…and it took 9 days to restore it.
Two weeks ago I was doing a survey with the iPad, when my Ekahau license was suddenly suspended. I was logged out of the Survey for iPad app and lost access to all my cloud files. After 9 days the license was restored, and all has been well since. Here is my experience and lessons learned.
I was in another city for a two-day validation with Survey for iPad. The first day, my cloud project file did not open correctly, so I wrote a support request. Support ruled out technical issues and pointed to licensing compliance.
The next day around noon I was busy on-site again, when Survey for iPad logged me off with the display message “License subscription is expired, please renew it”. Our Connect license expires in a couple of years, so this was very strange. Again I wrote to Support, didn’t get a reply the next couple of hours, and went back to Milano leaving the survey unfinished.
Support did not reply back in the next 24 hours, nor 48, not even 72. After 3 days I got tired and called our reseller, who reached to the distributor, who contacted Ekahau. It confirmed there was a licensing issue, which would be reviewed. A full week elapsed. After 9 days and several calls with the reseller, I wrote again to Support: at last! It replied immediately that there had been an issue with multiple activations, but the license was now in good standing, with apologies for the inconvenience.
I regained access to our Connect account, all my survey projects in the cloud were fine, data on the iPad was not lost, had to register Ekahau Pro anew, and everything was fine.
Ekahau support did not bestow any detail on me, but on hindsight I think used a couple of workflows in good faith that could have triggered multiple license access alarms:
- using Connect to move project files between devices, keeping Pro on the laptop and Survey on the iPad on my desk at the same time;
- while on-site, opening the same cloud project with Pro to set an accurate scale, and on iPad to do the actual survey.
This is just a guess on my side as Ekahau has not provided details.
Never use Connect to host cloud projects.
We are a university IT department with a handful of network engineers. We don’t have a multiuser scenario for Connect. I’m the one using it mostly, and always alone.
Ekahau Cloud seemed a handy way of moving files between laptop and iPad, but it exposed me to unpredictable behaviors that disrupted my work. I’m now using plain esx files and Sidekick storage, which works fine.
Support does not always support
In soviet Russia, support problems you.[Russian reversal]
In my professional life I’ve opened countless support cases with vendors (Extreme Networks, Palo Alto…). I have developed deep respect for the technical prowess and professional handling of the pros on the other side of a case.

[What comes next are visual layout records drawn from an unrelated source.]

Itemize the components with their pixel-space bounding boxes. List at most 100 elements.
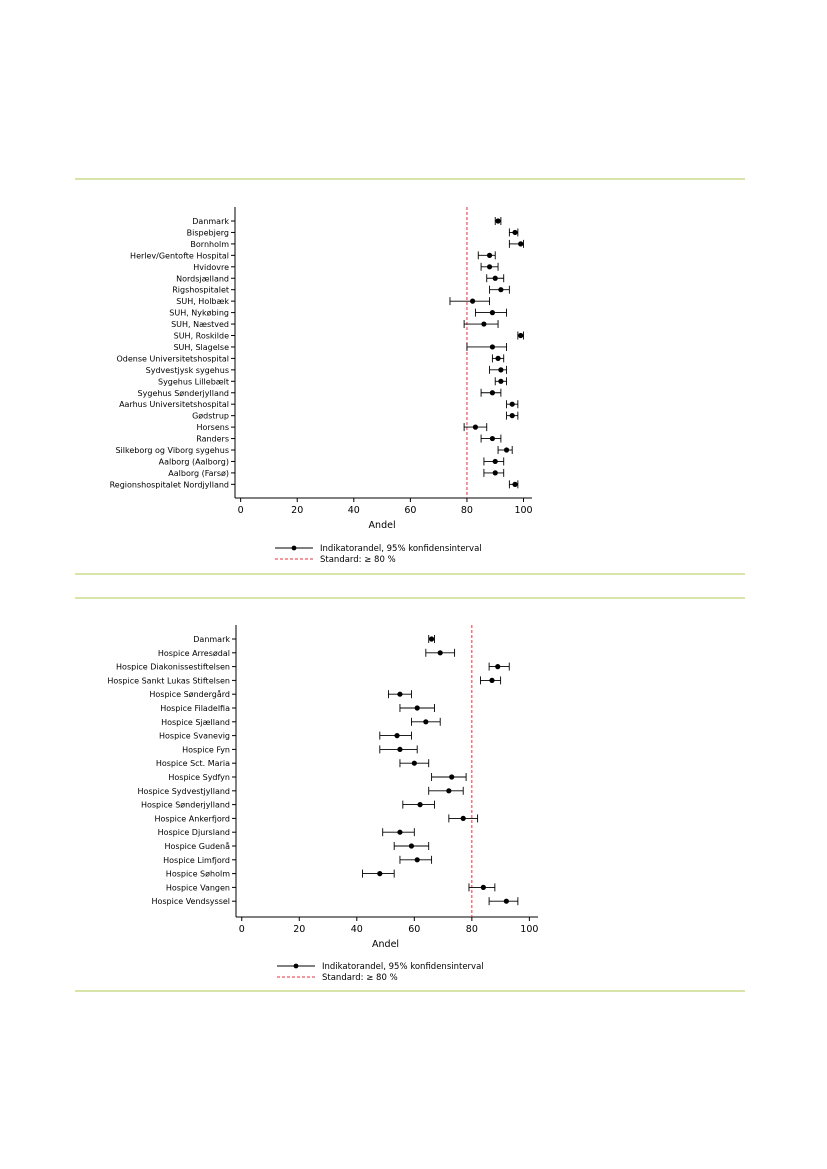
category-label: Hospice Diakonissestiftelsen (116, 663, 230, 672)
x-tick-label: 0 (239, 924, 245, 935)
x-tick-label: 100 (514, 505, 532, 516)
hospital-forest-chart: 0 20 40 60 80 100 Andel Danmark Bispebjerg Bornho… (110, 207, 533, 565)
x-axis-label: Andel (372, 939, 399, 950)
data-point (495, 218, 501, 224)
data-point (486, 252, 493, 258)
data-point (397, 829, 403, 835)
data-point (423, 719, 429, 725)
data-point (414, 705, 420, 711)
category-label: Aalborg (Farsø) (168, 469, 229, 478)
category-label: Hospice Fyn (182, 745, 230, 754)
x-tick-label: 40 (348, 505, 360, 516)
data-point (411, 760, 417, 766)
category-label: Herlev/Gentofte Hospital (130, 251, 229, 260)
category-label: Gødstrup (192, 412, 229, 421)
category-label: Aarhus Universitetshospital (119, 400, 229, 409)
legend-standard-label: Standard: ≥ 80 % (322, 973, 398, 983)
category-label: Hospice Arresødal (158, 649, 230, 658)
data-point (492, 470, 498, 476)
data-point (489, 435, 495, 442)
data-point (512, 481, 518, 487)
data-point (470, 298, 476, 304)
category-label: Hospice Ankerfjord (154, 814, 230, 823)
data-point (481, 321, 487, 327)
x-tick-label: 60 (404, 505, 416, 516)
data-point (417, 802, 423, 808)
x-tick-label: 100 (520, 924, 538, 935)
legend-estimate-marker (291, 545, 297, 551)
category-label: Hospice Sydvestjylland (137, 787, 230, 796)
category-label: Aalborg (Aalborg) (159, 457, 229, 466)
data-point (408, 843, 415, 849)
data-point (486, 264, 493, 270)
category-label: Sydvestjysk sygehus (146, 366, 229, 375)
x-tick-label: 80 (466, 924, 478, 935)
data-point (377, 871, 383, 877)
category-label: Rigshospitalet (172, 286, 229, 295)
data-point (492, 458, 498, 465)
category-label: Hospice Sydfyn (168, 773, 230, 782)
data-point (512, 229, 518, 236)
data-point (446, 788, 452, 794)
data-point (509, 401, 515, 407)
category-label: Hospice Gudenå (165, 841, 231, 851)
section-rule-bottom-2 (75, 990, 745, 992)
category-label: Hospice Sjælland (161, 718, 230, 727)
data-point (492, 275, 498, 281)
category-label: Danmark (192, 217, 229, 226)
legend-estimate-label: Indikatorandel, 95% konfidensinterval (322, 962, 484, 972)
data-point (480, 884, 486, 890)
category-label: Horsens (196, 423, 229, 432)
data-point (495, 355, 501, 361)
section-rule-top-2 (75, 597, 745, 599)
x-tick-label: 80 (461, 505, 473, 516)
category-label: Hospice Vendsyssel (151, 897, 230, 906)
data-point (518, 332, 524, 339)
hospice-forest-chart: 0 20 40 60 80 100 Andel Danmark Hospice Arresøda… (107, 625, 538, 983)
category-label: Hospice Søholm (166, 870, 230, 879)
data-point (428, 636, 435, 642)
category-label: Hospice Sønderjylland (141, 801, 230, 810)
category-label: Hvidovre (193, 263, 229, 272)
category-label: Silkeborg og Viborg sygehus (115, 446, 229, 455)
data-point (472, 424, 479, 430)
legend-estimate-label: Indikatorandel, 95% konfidensinterval (320, 544, 482, 554)
x-tick-label: 0 (238, 505, 244, 516)
category-label: Hospice Søndergård (149, 689, 230, 699)
x-tick-label: 40 (351, 924, 363, 935)
data-point (397, 746, 403, 752)
category-label: Hospice Sankt Lukas Stiftelsen (107, 676, 230, 685)
data-point (503, 447, 510, 453)
data-point (489, 677, 495, 683)
data-point (489, 390, 495, 396)
data-point (397, 691, 403, 697)
category-label: SUH, Holbæk (176, 297, 229, 306)
category-label: Hospice Limfjord (163, 856, 230, 865)
data-point (495, 664, 501, 670)
data-point (503, 898, 509, 904)
data-point (498, 378, 504, 384)
category-label: Nordsjælland (176, 274, 229, 283)
data-point (414, 857, 420, 863)
category-label: SUH, Roskilde (174, 332, 229, 341)
data-point (509, 413, 515, 419)
category-label: Regionshospitalet Nordjylland (110, 480, 229, 489)
legend-standard-label: Standard: ≥ 80 % (320, 555, 396, 565)
category-label: Hospice Svanevig (159, 732, 230, 741)
x-tick-label: 60 (408, 924, 420, 935)
category-label: Sygehus Sønderjylland (138, 389, 229, 398)
category-label: Sygehus Lillebælt (158, 377, 229, 386)
category-label: Hospice Vangen (166, 883, 230, 892)
category-label: Randers (196, 435, 229, 444)
category-label: Danmark (193, 635, 230, 644)
data-point (518, 241, 524, 247)
data-point (394, 733, 400, 739)
data-point (498, 367, 504, 373)
category-label: Hospice Djursland (158, 828, 230, 837)
category-label: SUH, Slagelse (173, 343, 229, 352)
category-label: SUH, Nykøbing (169, 309, 229, 318)
category-label: Odense Universitetshospital (116, 354, 229, 363)
data-point (498, 287, 504, 293)
section-rule-bottom-1 (75, 573, 745, 575)
x-tick-label: 20 (291, 505, 303, 516)
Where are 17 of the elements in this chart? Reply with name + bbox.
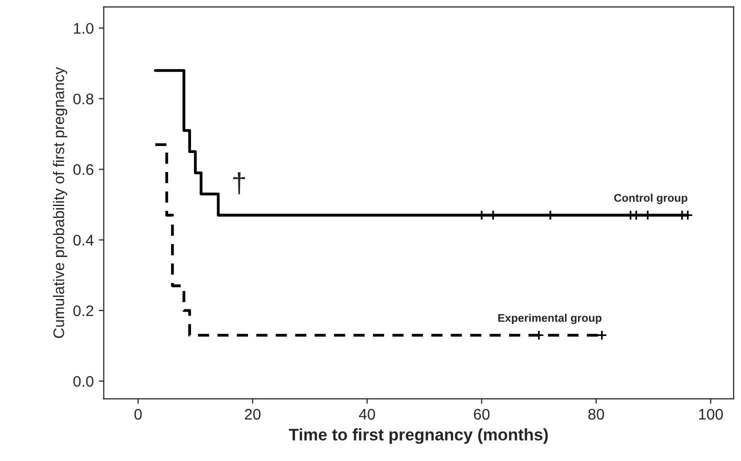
y-tick-label: 0.4 [73, 234, 94, 246]
y-tick-label: 0.6 [73, 164, 94, 175]
annotation: † [233, 172, 246, 194]
x-tick-label: 40 [358, 408, 376, 420]
y-tick-label: 0.2 [73, 305, 94, 316]
x-tick-label: 60 [474, 408, 490, 420]
x-tick-label: 20 [244, 408, 261, 420]
x-tick-label: 100 [699, 408, 723, 420]
y-tick-label: 0.0 [73, 376, 94, 387]
x-tick-label: 80 [588, 408, 604, 420]
x-axis-title: Time to first pregnancy (months) [288, 428, 548, 444]
y-axis-title: Cumulative probability of first pregnancy [52, 66, 68, 338]
series-label: Experimental group [498, 314, 602, 324]
y-tick-label: 1.0 [74, 22, 94, 34]
y-tick-label: 0.8 [73, 94, 94, 104]
x-tick-label: 0 [134, 408, 142, 420]
series-label: Control group [614, 194, 688, 204]
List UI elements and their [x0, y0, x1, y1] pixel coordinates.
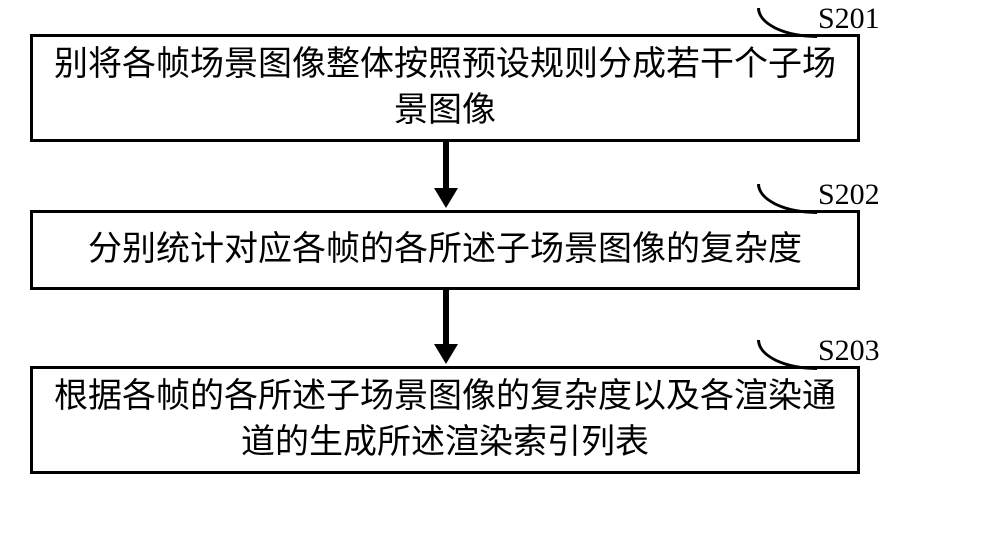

In this specific case, Support was… ambiguous.
It triggered some internal action that led to the suspending of the license, but it failed then to communicate back its motives, business goals, customer remediation path. It simply went blank. Not proactive. For 9 days.
Had it asked for some extra license fee or other arrangements, that at least would have been a starting point. I wonder what kind of message the company was trying to convey.
Eggs and baskets
From the technical point of view, Survey for iPad + Pro are great tools that enable the convenient consolidation of planning and validation data in a single repository. A single file can store predictive design, field surveys, AP pictures and notes.
Keeping all this information in a format that for unpredictable reasons I could not access in the future is unwise. I have to develop backup plans, such as periodic data exports, external floorplan repositories with annotations and photos.
Looking for alternatives
If you don’t care for an iPad/iPhone, a tablet form-factor laptop such as Surface or Yoga is an interesting option: a touch interface, lightweigth, the superior features of Pro without the cost of Connect.
Other products on the market have feature overlap with the Ekahau family. Tamosoft, iBwave, Netally all have its strength and weaknesses and cater to the enterprise/professional services market.
I’m still working through the backlog of planning and survey stuff after this days of forced inactivity. Let’s hope the next writings will be about some interesting wifi experience.